Алексей долго, с терпеливым старанием отсчитывал капли в мензурку, как будто от его аккуратности зависела жизнь Назарова, и, поймав себя на мысли, что просто тянет время, огорчился. «Не умею притворяться», — тоскливо подумал он, протянув лекарство товарищу.
Тот выпил и сказал:
— Вот так каждые три часа. Что еще поведаешь про свои дела? Что-то ты сегодня не очень разговорчивый, Алеша.
— Сам знаешь, Григорий Иванович, в больнице особый разговор.
— Это ты верно сказал. И я вот историю одну слышал. Как-то заболел старик Рокфеллер, и, чтобы, значит, он поменьше волновался, ему газетку специальную печатали. Разумеется, в одном экземпляре. Мол, доходы в безопасности, рабочий класс не бастует и все в таком роде.
— Неплохо придумали, — сказал Щербак, с тревогой оглядываясь по сторонам.
— Догадливый ты у меня. Газетку уже ищешь. — вздохнул Назаров. — В тумбочке она. Достань.

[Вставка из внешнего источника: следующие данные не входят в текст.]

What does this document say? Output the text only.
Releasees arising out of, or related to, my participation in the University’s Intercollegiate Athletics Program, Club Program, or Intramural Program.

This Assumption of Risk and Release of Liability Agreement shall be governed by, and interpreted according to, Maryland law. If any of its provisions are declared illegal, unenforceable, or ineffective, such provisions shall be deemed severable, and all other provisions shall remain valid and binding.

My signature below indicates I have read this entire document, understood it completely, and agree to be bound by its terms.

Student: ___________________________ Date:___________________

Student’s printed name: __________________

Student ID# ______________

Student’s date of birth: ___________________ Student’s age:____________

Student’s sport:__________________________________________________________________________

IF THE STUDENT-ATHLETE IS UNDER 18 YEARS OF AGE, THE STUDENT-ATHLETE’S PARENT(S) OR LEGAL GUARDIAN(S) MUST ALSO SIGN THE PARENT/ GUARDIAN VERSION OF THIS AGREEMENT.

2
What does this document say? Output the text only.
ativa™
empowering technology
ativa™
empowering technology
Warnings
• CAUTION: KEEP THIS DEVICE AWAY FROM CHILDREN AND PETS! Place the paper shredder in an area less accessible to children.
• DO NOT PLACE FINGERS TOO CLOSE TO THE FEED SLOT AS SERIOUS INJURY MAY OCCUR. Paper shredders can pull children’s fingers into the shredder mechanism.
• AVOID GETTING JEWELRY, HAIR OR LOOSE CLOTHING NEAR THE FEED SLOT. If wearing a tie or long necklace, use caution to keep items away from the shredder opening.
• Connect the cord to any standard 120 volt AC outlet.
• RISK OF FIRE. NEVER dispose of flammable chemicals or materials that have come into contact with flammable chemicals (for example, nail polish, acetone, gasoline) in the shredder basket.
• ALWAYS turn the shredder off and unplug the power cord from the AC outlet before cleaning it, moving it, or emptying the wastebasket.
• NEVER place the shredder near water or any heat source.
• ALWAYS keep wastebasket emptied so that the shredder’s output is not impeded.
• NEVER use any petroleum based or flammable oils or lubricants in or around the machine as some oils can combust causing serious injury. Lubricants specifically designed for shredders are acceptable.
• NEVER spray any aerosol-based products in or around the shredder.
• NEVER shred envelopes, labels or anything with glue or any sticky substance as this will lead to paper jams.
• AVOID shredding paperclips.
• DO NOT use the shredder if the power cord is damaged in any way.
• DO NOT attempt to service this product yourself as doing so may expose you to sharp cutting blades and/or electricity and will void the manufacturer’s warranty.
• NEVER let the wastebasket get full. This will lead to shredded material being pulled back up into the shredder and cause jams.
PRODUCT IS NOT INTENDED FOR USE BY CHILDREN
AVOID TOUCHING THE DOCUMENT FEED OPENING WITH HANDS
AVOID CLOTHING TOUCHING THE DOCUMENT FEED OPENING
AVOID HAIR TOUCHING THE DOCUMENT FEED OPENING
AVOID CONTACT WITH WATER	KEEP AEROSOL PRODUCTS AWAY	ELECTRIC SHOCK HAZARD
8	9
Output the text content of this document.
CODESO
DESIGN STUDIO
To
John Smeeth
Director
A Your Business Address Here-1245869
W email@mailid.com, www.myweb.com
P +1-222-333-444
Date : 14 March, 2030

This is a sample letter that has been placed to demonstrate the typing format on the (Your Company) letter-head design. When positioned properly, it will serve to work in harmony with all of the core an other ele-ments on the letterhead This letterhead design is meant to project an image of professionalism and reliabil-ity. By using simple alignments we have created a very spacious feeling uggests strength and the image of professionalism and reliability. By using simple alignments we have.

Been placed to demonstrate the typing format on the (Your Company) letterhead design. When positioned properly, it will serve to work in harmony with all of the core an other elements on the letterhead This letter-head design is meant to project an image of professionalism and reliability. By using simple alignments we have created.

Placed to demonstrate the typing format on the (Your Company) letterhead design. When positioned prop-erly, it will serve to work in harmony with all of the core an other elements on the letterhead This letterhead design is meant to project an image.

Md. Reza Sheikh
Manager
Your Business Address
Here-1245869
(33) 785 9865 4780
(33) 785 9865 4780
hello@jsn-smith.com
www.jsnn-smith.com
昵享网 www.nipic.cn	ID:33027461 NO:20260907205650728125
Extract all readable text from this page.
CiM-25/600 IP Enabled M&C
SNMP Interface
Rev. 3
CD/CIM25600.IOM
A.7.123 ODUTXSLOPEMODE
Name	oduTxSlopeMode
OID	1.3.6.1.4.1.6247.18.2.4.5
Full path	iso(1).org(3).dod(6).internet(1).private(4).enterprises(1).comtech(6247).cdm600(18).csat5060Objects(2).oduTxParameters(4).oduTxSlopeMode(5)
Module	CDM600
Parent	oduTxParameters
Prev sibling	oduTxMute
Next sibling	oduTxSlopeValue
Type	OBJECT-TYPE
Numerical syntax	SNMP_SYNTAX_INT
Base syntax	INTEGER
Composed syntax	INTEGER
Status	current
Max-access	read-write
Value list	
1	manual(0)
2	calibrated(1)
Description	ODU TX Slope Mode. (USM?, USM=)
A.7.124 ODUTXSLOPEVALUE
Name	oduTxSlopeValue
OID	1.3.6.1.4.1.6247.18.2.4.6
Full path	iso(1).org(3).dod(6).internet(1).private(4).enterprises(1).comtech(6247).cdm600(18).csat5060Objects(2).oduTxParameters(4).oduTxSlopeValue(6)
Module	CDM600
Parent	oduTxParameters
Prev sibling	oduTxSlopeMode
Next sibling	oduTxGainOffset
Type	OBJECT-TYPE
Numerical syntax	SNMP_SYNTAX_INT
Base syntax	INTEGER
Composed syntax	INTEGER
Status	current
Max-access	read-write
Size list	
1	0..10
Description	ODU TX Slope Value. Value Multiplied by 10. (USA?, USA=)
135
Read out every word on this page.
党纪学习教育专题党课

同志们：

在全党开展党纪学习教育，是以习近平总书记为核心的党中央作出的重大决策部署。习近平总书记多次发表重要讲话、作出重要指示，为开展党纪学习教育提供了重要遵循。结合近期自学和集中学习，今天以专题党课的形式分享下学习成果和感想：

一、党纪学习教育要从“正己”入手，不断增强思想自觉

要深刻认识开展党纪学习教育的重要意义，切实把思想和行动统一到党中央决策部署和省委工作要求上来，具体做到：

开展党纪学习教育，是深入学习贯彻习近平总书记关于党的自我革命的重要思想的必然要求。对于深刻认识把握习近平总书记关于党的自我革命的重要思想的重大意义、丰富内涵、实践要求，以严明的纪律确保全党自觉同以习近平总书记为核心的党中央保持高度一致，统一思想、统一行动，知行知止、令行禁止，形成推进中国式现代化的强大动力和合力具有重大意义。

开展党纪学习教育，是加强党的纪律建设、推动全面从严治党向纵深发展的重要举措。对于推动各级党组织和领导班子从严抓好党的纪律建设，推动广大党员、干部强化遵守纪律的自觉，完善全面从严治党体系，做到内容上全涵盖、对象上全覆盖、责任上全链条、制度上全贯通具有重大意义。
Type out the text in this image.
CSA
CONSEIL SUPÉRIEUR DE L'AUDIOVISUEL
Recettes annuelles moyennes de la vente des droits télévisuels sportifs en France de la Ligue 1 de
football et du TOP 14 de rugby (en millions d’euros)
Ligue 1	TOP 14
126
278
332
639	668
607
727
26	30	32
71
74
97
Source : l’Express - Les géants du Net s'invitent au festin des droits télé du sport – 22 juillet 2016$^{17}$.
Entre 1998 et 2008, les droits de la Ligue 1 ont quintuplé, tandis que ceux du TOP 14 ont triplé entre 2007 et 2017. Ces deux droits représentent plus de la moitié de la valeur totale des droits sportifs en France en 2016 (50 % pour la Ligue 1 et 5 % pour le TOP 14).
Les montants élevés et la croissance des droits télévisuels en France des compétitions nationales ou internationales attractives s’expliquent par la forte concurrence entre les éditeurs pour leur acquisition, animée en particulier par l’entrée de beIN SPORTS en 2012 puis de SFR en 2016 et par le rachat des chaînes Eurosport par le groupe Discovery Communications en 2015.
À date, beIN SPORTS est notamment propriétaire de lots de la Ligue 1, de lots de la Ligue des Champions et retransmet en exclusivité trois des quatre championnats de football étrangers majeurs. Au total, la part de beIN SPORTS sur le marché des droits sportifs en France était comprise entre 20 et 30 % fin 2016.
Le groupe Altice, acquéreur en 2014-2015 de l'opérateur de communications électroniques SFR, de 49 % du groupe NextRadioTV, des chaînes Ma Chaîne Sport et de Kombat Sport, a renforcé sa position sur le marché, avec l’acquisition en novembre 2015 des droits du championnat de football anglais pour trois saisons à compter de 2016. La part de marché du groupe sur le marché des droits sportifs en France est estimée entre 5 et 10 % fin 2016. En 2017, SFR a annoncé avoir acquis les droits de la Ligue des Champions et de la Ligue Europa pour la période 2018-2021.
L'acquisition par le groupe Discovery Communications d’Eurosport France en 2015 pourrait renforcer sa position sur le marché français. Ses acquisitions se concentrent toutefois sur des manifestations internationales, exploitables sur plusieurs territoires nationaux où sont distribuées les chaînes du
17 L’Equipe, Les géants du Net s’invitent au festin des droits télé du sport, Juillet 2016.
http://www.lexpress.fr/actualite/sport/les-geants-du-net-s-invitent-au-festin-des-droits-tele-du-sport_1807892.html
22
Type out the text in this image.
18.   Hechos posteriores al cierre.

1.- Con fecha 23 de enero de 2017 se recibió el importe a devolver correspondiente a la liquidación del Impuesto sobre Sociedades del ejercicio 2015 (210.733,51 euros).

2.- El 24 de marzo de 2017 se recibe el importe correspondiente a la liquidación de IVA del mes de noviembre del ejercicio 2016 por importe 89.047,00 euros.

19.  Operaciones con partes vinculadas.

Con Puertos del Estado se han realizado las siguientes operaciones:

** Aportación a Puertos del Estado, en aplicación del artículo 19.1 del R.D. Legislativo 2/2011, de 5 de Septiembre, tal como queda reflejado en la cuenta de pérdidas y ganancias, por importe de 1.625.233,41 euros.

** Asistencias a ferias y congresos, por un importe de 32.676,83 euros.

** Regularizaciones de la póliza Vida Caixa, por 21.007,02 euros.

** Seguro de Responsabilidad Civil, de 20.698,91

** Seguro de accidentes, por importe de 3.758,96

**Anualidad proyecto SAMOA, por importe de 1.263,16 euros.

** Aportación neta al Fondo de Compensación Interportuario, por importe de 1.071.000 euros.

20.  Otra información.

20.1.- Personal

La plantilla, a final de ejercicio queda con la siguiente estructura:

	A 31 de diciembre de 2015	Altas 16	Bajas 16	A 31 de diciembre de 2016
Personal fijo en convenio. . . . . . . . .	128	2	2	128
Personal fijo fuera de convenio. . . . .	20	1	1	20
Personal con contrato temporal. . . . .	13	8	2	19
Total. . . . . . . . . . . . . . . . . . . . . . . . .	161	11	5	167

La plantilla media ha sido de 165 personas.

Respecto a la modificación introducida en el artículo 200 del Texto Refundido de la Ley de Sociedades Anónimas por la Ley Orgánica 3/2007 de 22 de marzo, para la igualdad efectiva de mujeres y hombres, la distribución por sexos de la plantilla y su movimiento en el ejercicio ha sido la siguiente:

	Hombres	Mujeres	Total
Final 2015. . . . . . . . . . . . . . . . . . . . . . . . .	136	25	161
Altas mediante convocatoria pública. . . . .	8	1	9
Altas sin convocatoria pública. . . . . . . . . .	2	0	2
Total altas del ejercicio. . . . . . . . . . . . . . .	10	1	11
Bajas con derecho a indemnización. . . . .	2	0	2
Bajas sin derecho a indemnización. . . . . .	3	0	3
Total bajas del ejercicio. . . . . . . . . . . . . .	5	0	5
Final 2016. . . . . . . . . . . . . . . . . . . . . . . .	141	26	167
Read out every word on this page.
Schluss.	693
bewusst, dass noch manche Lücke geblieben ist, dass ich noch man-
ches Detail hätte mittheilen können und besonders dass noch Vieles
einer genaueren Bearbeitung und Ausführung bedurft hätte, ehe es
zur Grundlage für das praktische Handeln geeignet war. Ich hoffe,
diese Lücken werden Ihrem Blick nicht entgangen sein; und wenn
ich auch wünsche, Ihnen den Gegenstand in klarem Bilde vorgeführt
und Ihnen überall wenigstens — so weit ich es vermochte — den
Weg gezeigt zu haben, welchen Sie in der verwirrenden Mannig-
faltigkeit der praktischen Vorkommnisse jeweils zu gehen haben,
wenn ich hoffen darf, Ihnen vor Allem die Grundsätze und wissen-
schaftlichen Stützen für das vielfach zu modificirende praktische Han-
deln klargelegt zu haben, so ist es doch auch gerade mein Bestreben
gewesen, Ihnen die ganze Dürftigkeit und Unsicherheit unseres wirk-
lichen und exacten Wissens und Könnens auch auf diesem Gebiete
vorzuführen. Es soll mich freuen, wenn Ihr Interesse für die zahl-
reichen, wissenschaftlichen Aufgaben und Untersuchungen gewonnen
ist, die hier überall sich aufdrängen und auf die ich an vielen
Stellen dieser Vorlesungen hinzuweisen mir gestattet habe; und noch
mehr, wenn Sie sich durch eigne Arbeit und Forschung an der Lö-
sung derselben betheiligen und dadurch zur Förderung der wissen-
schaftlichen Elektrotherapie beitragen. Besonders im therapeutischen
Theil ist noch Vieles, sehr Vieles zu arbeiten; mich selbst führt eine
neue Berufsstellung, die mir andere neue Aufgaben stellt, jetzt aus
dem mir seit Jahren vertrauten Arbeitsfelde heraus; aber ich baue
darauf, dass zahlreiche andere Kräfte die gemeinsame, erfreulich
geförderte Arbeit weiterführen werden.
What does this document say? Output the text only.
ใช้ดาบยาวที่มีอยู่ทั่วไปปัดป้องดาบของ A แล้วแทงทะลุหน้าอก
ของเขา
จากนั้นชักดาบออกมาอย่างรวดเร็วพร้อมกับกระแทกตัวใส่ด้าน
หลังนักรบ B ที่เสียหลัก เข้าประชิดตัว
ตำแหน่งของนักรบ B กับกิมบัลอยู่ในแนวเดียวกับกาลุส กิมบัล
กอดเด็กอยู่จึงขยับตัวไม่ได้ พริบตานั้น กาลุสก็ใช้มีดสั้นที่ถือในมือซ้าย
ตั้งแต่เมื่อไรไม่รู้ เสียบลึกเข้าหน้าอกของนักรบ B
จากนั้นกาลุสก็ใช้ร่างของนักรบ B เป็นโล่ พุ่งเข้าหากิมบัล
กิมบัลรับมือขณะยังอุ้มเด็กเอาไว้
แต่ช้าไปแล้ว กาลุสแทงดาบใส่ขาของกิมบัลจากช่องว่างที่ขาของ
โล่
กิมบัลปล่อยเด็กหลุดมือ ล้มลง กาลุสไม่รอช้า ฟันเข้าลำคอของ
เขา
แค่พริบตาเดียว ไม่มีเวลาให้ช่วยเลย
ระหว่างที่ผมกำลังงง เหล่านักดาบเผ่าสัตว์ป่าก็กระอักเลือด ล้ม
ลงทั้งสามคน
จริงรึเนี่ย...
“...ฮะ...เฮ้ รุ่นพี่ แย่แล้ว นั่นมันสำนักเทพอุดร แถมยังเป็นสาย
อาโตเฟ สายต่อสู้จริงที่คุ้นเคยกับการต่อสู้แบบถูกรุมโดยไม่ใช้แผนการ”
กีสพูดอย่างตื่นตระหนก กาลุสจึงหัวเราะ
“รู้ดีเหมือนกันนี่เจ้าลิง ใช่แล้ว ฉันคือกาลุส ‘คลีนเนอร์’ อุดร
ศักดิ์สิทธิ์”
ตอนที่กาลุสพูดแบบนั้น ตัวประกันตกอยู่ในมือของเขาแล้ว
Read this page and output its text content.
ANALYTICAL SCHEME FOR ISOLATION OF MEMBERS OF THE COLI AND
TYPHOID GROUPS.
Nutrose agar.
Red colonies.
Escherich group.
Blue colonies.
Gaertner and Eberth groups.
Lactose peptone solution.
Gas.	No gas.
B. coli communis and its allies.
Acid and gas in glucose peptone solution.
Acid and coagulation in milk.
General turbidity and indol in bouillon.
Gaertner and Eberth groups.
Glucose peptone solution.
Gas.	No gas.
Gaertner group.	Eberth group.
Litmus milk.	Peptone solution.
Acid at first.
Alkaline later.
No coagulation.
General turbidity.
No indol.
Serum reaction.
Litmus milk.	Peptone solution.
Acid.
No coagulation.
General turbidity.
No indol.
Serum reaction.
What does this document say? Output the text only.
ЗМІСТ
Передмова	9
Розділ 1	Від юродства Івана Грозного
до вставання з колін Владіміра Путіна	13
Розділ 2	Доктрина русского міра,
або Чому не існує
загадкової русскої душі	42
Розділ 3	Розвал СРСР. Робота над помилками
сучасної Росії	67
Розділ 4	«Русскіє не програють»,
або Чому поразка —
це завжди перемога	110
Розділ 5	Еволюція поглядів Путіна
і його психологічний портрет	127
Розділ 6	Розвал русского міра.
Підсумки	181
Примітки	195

Алексей заметил, что Назаров оставался спокойным, словно уже давно привык ко всем новостям, а глаза его смотрели из-под густых и лохматых бровей сумрачно, недовольно, точно уличали товарища во лжи. Когда Щербак вытащил газету, сердце его защемило — он узнал статью с крикливым заголовком «Авария» и теперь сидел молча, проклиная себя и все на свете: «Эх, несмышленыш! По глупости решил, что обведу его вокруг пальца. Гриша всех нас, вместе взятых, насквозь видит».
— Кто передал? — глухо спросил Алексей.
— Тут от скуки даже рецепты читать начал, а газетки кочуют из палаты в палату.
— Значит, обо всем уже давно известно?
— Со вчерашнего дня. А статейка жидкая. Валяй сам — все по порядку.
— Долгий это разговор.
— Убытки подсчитали? Небось на миллион нарвались?
— Почти миллион.
— Должно быть, следователь вокруг тебя уже топчется?
— Допрашивает.
— Тебе, Алексей, в священники подаваться нельзя. Плохо утешать умеешь. Рассказывай.
Может быть, душевная тоска оказалась сильнее тревоги за больного человека, а может, Алексей просто не верил в страх перед сердечными болезнями, неподвластную силу которых ему еще не довелось испытать на себе, только он в глубокой печали обо всем рассказал Назарову.
— Теперь вот жду суда, — закончил Алексей.
— У тебя еще будет, а надо мной суд состоялся. Сейчас, когда ты толковал про беду.
— Ты-то, Григорий Иванович, при чем здесь?
— Кто Бурцеву пост главного инженера доверил? Ты или я?
— Человек он у нас новый…
— Но я-то старый! — перебил с возмущением Назаров, разом забыв про свою болезнь. — Я на эту должность прочил Мягкова — мне не утвердили. Разве можно было перетягу ставить? Ты куда смотрел? Русло широкое, огромный напор пыжа.
— Нашлись люди, которые отстаивают правильность этого решения.
— И еще найдутся. Черт с ними! Я-то знаю, где правда! — закричал Назаров. — Ты что, слепой котенок, не соображаешь?!
Дверь палаты распахнулась, и вошел главный врач. Он посмотрел на Щербака и возмущенно приказал:
— Немедленно оставьте больного!
* * *Ольга долго ходила по комнате, размышля, о муже, потом сняла телефонную трубку и позвонила Назарову.
— Мне нужно поговорить с вами, — сказала она.
— Приезжай. Жду, — ответил Григорий Иванович.
Когда Ольга вошла в большой кабинет, отделанный пахучей сосной, Назаров сразу заметил ее смятение, но не стал докучать вопросами, а тут же позвонил куда-то по делам, чтобы она могла хоть чуть успокоиться. Окончив разговор, он подошел к Ольге и сказал:
— Знаю, это тяжело.
Она кивнула головой и вынула записку Бурцева.
Назаров прочитал бумагу, задержал свой взгляд на формулах и вычислениях, потом шумно задышал, прошелся по кабинету.
Ольга заметила внезапную бледность, растекшуюся по его лицу.
— Вот как! Любопытно, — наконец выдохнул он. — Откуда это у тебя, Оля?
— Лежала у Алексея в папке.
— Мир полон парадоксов, — усмехнулся Назаров. — Черт-те что творится на белом свете. Может, Фомич просто забыл об этой записке? В таком состоянии всякое бывает.
И тогда Ольга рассказала про разговор с Алексеем.
Назаров внимательно слушал, и по глазам его было видно, как зажглись в них гневные огоньки.
— Может, вы уговорите Алешу сказать про записку?